Stagionalità, tutela della biodiversità e dell’ambiente, attenzione allo spreco di cibo, scelta consapevole di ciò che si porta a tavola: questi e tanti altri i temi cardine dei progetti che avranno lo scopo di accrescere nei giovani la cultura del cibo e delle tradizioni alimentari, per una sana alimentazione e un comportamento corretto a tavola e negli acquisti.

«L’educazione al cibo delle nuove generazioni è cruciale per il futuro del nostro Paese in un momento in cui l’emergenza Covid ci ha messo di fronte a sfide mai immaginate prima sul fronte della salute, della sicurezza e dell’economia – ha affermato FortunatoTrezzi, presidente di Coldiretti Como Lecco – Negli ultimi 20 anni abbiamo fatto crescere con le nostre imprese la rete dei servizi educativi per l’infanzia ed ora le fattorie didattiche delle due province lariane, anche in estate, possono accogliere gruppi o famiglie, in sicurezza nei grandi spazi aperti delle campagne italiane, offrendo percorsi didattici o ricreativi sull’ambiente rurale, il lavoro degli agricoltori, l’origine dei prodotti alimentari e la vita degli animali. Un percorso educativo che ha permesso di coinvolgere, a livello nazionale, oltre mezzo milione di bambini ogni anno aiutandoli a formare il gusto e l’attenzione alla distintività e alla biodiversità contro l’omologazione a tavola.
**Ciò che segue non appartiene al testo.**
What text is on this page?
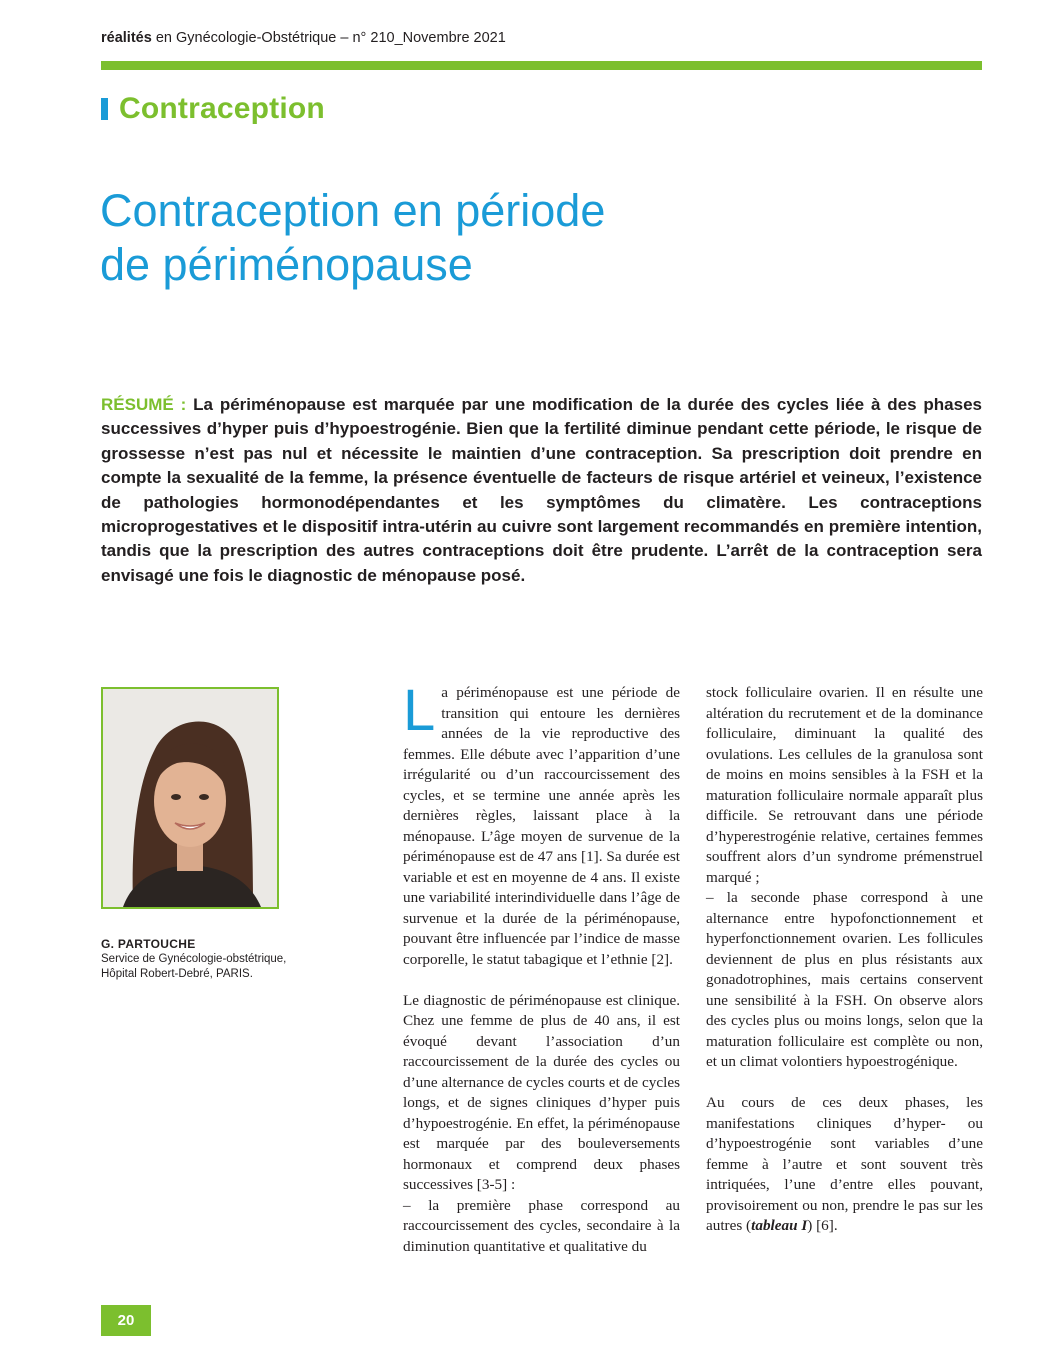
réalités en Gynécologie-Obstétrique – n° 210_Novembre 2021
Contraception
Contraception en période
de périménopause

RÉSUMÉ : La périménopause est marquée par une modification de la durée des cycles liée à des phases successives d’hyper puis d’hypoestrogénie. Bien que la fertilité diminue pendant cette période, le risque de grossesse n’est pas nul et nécessite le maintien d’une contraception. Sa prescription doit prendre en compte la sexualité de la femme, la présence éventuelle de facteurs de risque artériel et veineux, l’existence de pathologies hormonodépendantes et les symptômes du climatère. Les contraceptions microprogestatives et le dispositif intra-utérin au cuivre sont largement recommandés en première intention, tandis que la prescription des autres contraceptions doit être prudente. L’arrêt de la contraception sera envisagé une fois le diagnostic de ménopause posé.

G. PARTOUCHE
Service de Gynécologie-obstétrique,
Hôpital Robert-Debré, PARIS.

La périménopause est une période de transition qui entoure les dernières années de la vie reproductive des femmes. Elle débute avec l’apparition d’une irrégularité ou d’un raccourcissement des cycles, et se termine une année après les dernières règles, laissant place à la ménopause. L’âge moyen de survenue de la périménopause est de 47 ans [1]. Sa durée est variable et est en moyenne de 4 ans. Il existe une variabilité interindividuelle dans l’âge de survenue et la durée de la périménopause, pouvant être influencée par l’indice de masse corporelle, le statut tabagique et l’ethnie [2].

Le diagnostic de périménopause est clinique. Chez une femme de plus de 40 ans, il est évoqué devant l’association d’un raccourcissement de la durée des cycles ou d’une alternance de cycles courts et de cycles longs, et de signes cliniques d’hyper puis d’hypoestrogénie. En effet, la périménopause est marquée par des bouleversements hormonaux et comprend deux phases successives [3-5] :

– la première phase correspond au raccourcissement des cycles, secondaire à la diminution quantitative et qualitative du

stock folliculaire ovarien. Il en résulte une altération du recrutement et de la dominance folliculaire, diminuant la qualité des ovulations. Les cellules de la granulosa sont de moins en moins sensibles à la FSH et la maturation folliculaire normale apparaît plus difficile. Se retrouvant dans une période d’hyperestrogénie relative, certaines femmes souffrent alors d’un syndrome prémenstruel marqué ;

– la seconde phase correspond à une alternance entre hypofonctionnement et hyperfonctionnement ovarien. Les follicules deviennent de plus en plus résistants aux gonadotrophines, mais certains conservent une sensibilité à la FSH. On observe alors des cycles plus ou moins longs, selon que la maturation folliculaire est complète ou non, et un climat volontiers hypoestrogénique.

Au cours de ces deux phases, les manifestations cliniques d’hyper- ou d’hypoestrogénie sont variables d’une femme à l’autre et sont souvent très intriquées, l’une d’entre elles pouvant, provisoirement ou non, prendre le pas sur les autres (tableau I) [6].

20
L’educazione alimentare, è diventata e resterà cruciale nella visione e nel lavoro quotidiano di Coldiretti assieme a quello degli agricoltori italiani e, ci auguriamo, sempre più di tutta la filiera agroalimentare».
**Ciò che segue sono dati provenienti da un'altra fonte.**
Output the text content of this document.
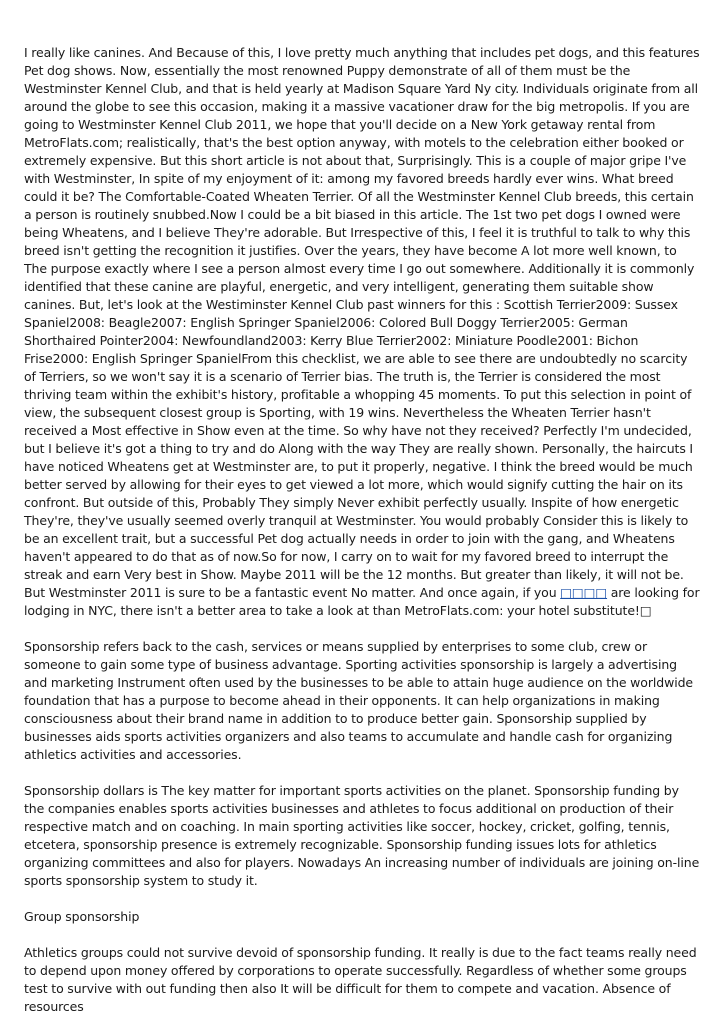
I really like canines. And Because of this, I love pretty much anything that includes pet dogs, and this features Pet dog shows. Now, essentially the most renowned Puppy demonstrate of all of them must be the Westminster Kennel Club, and that is held yearly at Madison Square Yard Ny city. Individuals originate from all around the globe to see this occasion, making it a massive vacationer draw for the big metropolis. If you are going to Westminster Kennel Club 2011, we hope that you'll decide on a New York getaway rental from MetroFlats.com; realistically, that's the best option anyway, with motels to the celebration either booked or extremely expensive. But this short article is not about that, Surprisingly. This is a couple of major gripe I've with Westminster, In spite of my enjoyment of it: among my favored breeds hardly ever wins. What breed could it be? The Comfortable-Coated Wheaten Terrier. Of all the Westminster Kennel Club breeds, this certain a person is routinely snubbed.Now I could be a bit biased in this article. The 1st two pet dogs I owned were being Wheatens, and I believe They're adorable. But Irrespective of this, I feel it is truthful to talk to why this breed isn't getting the recognition it justifies. Over the years, they have become A lot more well known, to The purpose exactly where I see a person almost every time I go out somewhere. Additionally it is commonly identified that these canine are playful, energetic, and very intelligent, generating them suitable show canines. But, let's look at the Westiminster Kennel Club past winners for this : Scottish Terrier2009: Sussex Spaniel2008: Beagle2007: English Springer Spaniel2006: Colored Bull Doggy Terrier2005: German Shorthaired Pointer2004: Newfoundland2003: Kerry Blue Terrier2002: Miniature Poodle2001: Bichon Frise2000: English Springer SpanielFrom this checklist, we are able to see there are undoubtedly no scarcity of Terriers, so we won't say it is a scenario of Terrier bias. The truth is, the Terrier is considered the most thriving team within the exhibit's history, profitable a whopping 45 moments. To put this selection in point of view, the subsequent closest group is Sporting, with 19 wins. Nevertheless the Wheaten Terrier hasn't received a Most effective in Show even at the time. So why have not they received? Perfectly I'm undecided, but I believe it's got a thing to try and do Along with the way They are really shown. Personally, the haircuts I have noticed Wheatens get at Westminster are, to put it properly, negative. I think the breed would be much better served by allowing for their eyes to get viewed a lot more, which would signify cutting the hair on its confront. But outside of this, Probably They simply Never exhibit perfectly usually. Inspite of how energetic They're, they've usually seemed overly tranquil at Westminster. You would probably Consider this is likely to be an excellent trait, but a successful Pet dog actually needs in order to join with the gang, and Wheatens haven't appeared to do that as of now.So for now, I carry on to wait for my favored breed to interrupt the streak and earn Very best in Show. Maybe 2011 will be the 12 months. But greater than likely, it will not be. But Westminster 2011 is sure to be a fantastic event No matter. And once again, if you □□□□ are looking for lodging in NYC, there isn't a better area to take a look at than MetroFlats.com: your hotel substitute!□

Sponsorship refers back to the cash, services or means supplied by enterprises to some club, crew or someone to gain some type of business advantage. Sporting activities sponsorship is largely a advertising and marketing Instrument often used by the businesses to be able to attain huge audience on the worldwide foundation that has a purpose to become ahead in their opponents. It can help organizations in making consciousness about their brand name in addition to to produce better gain. Sponsorship supplied by businesses aids sports activities organizers and also teams to accumulate and handle cash for organizing athletics activities and accessories.

Sponsorship dollars is The key matter for important sports activities on the planet. Sponsorship funding by the companies enables sports activities businesses and athletes to focus additional on production of their respective match and on coaching. In main sporting activities like soccer, hockey, cricket, golfing, tennis, etcetera, sponsorship presence is extremely recognizable. Sponsorship funding issues lots for athletics organizing committees and also for players. Nowadays An increasing number of individuals are joining on-line sports sponsorship system to study it.

Group sponsorship

Athletics groups could not survive devoid of sponsorship funding. It really is due to the fact teams really need to depend upon money offered by corporations to operate successfully. Regardless of whether some groups test to survive with out funding then also It will be difficult for them to compete and vacation. Absence of resources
Coldiretti progetti didattici scuola fattoria

Foto di Kurt Bouda da Pixabay

Il progetto segue il protocollo sottoscritto nel 2019 tra il Ministero dell’Istruzione e Coldiretti che consente di mettere a sistema una serie di attività per le scuole, trasformandole in un’offerta formativa organica di ampia portata e di fresca attualità.

«Con questi progetti didattici vogliamo – ha aggiunto Francesca Biffi, presidente dell’Associazione AgriMercato e presidente provinciale di Coldiretti Donne Impresa – che i nostri bambini crescano bene, imparino a riconoscere il giusto cibo e a difendersi da quello che nuoce. La dieta mediterranea, che ci consente di avere uno dei popoli più longevi del pianeta, deve rimanere un patrimonio inscalfibile del nostro Paese e dell’umanità. L’emergenza Covid ha fatto affiorare sia il tema del necessario rafforzamento della sovranità alimentare del nostro Paese, sia l’esigenza di una progetto lungimirante e pragmatico per un modello di sviluppo sostenibile, a partire dal cibo che da tutti i punti di vista dovrà essere in linea con il progetto di transizione ecologica che abbiamo davanti».